COMMENT DISPARAISSENT LES LANGUES ?
La disparition d'une langue passe toujours par un mécanisme en trois phases avec un seuil d'irréversibilité.
Décryptage de ce processus :
​
I. UN MECANISME EN TROIS PHASES
​
-
Phase 1 - La langue de la communauté (langue vernaculaire) est parlée par toute la communauté. Une infime minorité de personnes parlent aussi une langue dominante (souvent une langue véhiculaire, ou langue vernaculaire d’une communauté plus vaste). C'est le monolinguisme au profit de la langue vernaculaire.
-
Phase 2 - Le prestige de la langue véhiculaire, son intérêt pratique, et la soif d’ascension sociale poussent à son apprentissage massif ; puis des familles de plus en plus nombreuses décident d’en faire la langue maternelle de leurs enfants. C'est le bilinguisme généralisé.
-
Phase 3 - Progressivement, les enfants élevés dans la langue véhiculaire cessent d’apprendre la langue vernaculaire (à cause des difficultés de la transmission tardive ou par indifférence). Le bilinguisme recule, au profit de la langue véhiculaire. C'est le monolinguisme au profit de la langue dominante. Pour les langues dialectales ou non écrites, une vie commune avec des locuteurs natifs n’est pas suffisante pour commencer à comprendre la langue, car la transmission à la naissance s'est interrompue
II. COMMENT APPARAIT L'IRREVERSIBILITE ?
​
-
Elle vient des adultes qui ne sont pas locuteurs - ils apparaissent dès la phase 2 - et ne parviennent pas à apprendre la langue, alors même qu'ils font partie de la communauté. Qui sont-ils ?

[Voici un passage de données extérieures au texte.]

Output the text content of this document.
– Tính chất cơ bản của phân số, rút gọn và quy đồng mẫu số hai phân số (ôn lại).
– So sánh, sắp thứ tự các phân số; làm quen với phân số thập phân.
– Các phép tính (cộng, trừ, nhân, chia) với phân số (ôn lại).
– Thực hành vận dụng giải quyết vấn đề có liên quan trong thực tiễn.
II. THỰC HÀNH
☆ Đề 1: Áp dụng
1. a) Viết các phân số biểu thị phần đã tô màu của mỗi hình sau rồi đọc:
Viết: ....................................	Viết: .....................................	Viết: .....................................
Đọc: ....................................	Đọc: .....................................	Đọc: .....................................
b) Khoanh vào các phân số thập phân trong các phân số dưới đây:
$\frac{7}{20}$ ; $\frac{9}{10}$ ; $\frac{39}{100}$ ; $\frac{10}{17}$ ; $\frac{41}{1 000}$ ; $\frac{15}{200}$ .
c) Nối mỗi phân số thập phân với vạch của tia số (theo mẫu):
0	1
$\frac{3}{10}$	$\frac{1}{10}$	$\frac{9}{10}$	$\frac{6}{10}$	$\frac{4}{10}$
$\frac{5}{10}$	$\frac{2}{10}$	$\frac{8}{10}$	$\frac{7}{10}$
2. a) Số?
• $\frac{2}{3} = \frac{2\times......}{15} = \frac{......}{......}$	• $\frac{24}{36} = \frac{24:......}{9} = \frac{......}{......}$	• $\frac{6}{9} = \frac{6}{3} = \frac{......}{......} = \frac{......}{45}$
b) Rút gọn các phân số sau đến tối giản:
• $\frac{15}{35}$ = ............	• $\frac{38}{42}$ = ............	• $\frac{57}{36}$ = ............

1. Les enfants à qui les parents ont appris la langue dominante pour faciliter leur réussite sociale ;
2. Les conjoints non locuteurs. En effet, le couple est souvent un accélérateur du déclin d’une langue dans la mesure où la langue parlée par un couple mixte et ses enfants est quasiment toujours la langue dominante : ce constat n’est pas le fruit d’un rapport de force mais une prise en compte rationnelle de l’intérêt de la cellule familiale et du fait que le locuteur de la langue minoritaire est quasiment toujours bilingue, contrairement au locuteur natif de la langue dominante.
-
La présence de ces adultes non locuteurs fait que les locuteurs eux-mêmes se mettent à recourir à la langue dominante pour rendre possibles et faciliter les échanges. L’apprentissage par immersion devient alors de plus en plus difficile.
-
Il devient bientôt impossible car, avec la poursuite du processus, les langues n’ont bientôt plus assez de locuteurs pour offrir une immersion totale et suffisamment longue pour les acquérir.
​
III. AUTRES FACTEURS RESPONSABLES DE CE CERCLE VICIEUX
​
-
Très souvent, alors que l’apprentissage par immersion est devenu impossible, ces langues ne peuvent pas non plus être apprises de manière académique car elles sont :
-
Non formalisées, voire non écrites. Ceci rend l’enseignement académique difficile voire impossible, et il n’existe souvent que peu de supports pédagogiques ;
-
Riches d’une très forte diversité dialectale. Un dialecte particulier ne peut s’apprendre avec le peu de littérature disponible d'autant plus qu'il ne correspond que rarement à la forme dialectale utilisée dans cette même littérature
-
-
La sauvegarde d’une langue est soumise à la condition de la prise de conscience de sa valeur par sa communauté ; seule une communauté humaine peut décider que son héritage linguistique et culturel a une valeur inestimable et retrouver la fierté d’elle-même. Or, quand cette communauté veut se réapproprier sa langue, il est déjà trop tard car c’est très souvent en phase 3 qu’a lieu cette prise de conscience.